Dick Lugar was far more the victim of the tectonic shifts that are remaking American politics than the old boxer who fought a fight too far. His contributions to the Republic and his great good will among men so set him apart from the weasels and snakes of national politics that nobody who has paid attention can claim that he ever turned aside from his trust. Now, if he had been out front, sword in hand, wading through the kook fringe that now controls the funny farm–had he joined forces with such men as Jim Inhofe of Oklahoma to defeat the cosmic fraud of global warming, or if he could have come out swinging at the perfidy of the Chosen One and his gaggle of radicals, then maybe… But maybe not. Can’t tell ya from here, but this much is clear: change is not just in the air or even in the water supply. And the rapacious horde that coined that word four years ago has awakened a giant of unknowable proportions. We do not so much demand change as we require change back. That doesn’t happen by making nice with the forces of big government. So the people of the Hoosier state spoke–roared, actually–and change has occurred. Mourdock will, handwringing to the contrary notwithstanding, prevail big in November against a Democrat whose claim to fame includes having done almost nothing in the House of Representatives for two terms and doing his best to look like a Republican.

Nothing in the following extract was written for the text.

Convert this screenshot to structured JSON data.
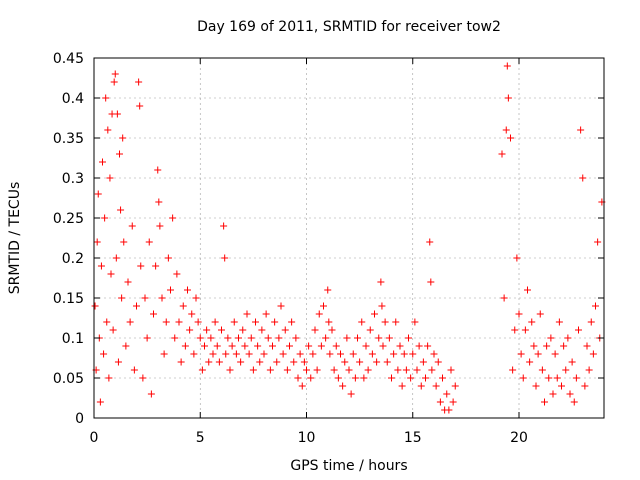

So we will march on to crush as much of the toxicity of statism as we can, but there will not be–has never been–a man who more stood for the good in public service, the ultimate in good faith and the heart and soul of the fiduciary of the public trust than Richard Lugar. Time moves on and keeps writing, but his is a record and history written in indelible ink. As the Good Book said, “well down, thou good and faithful servant.”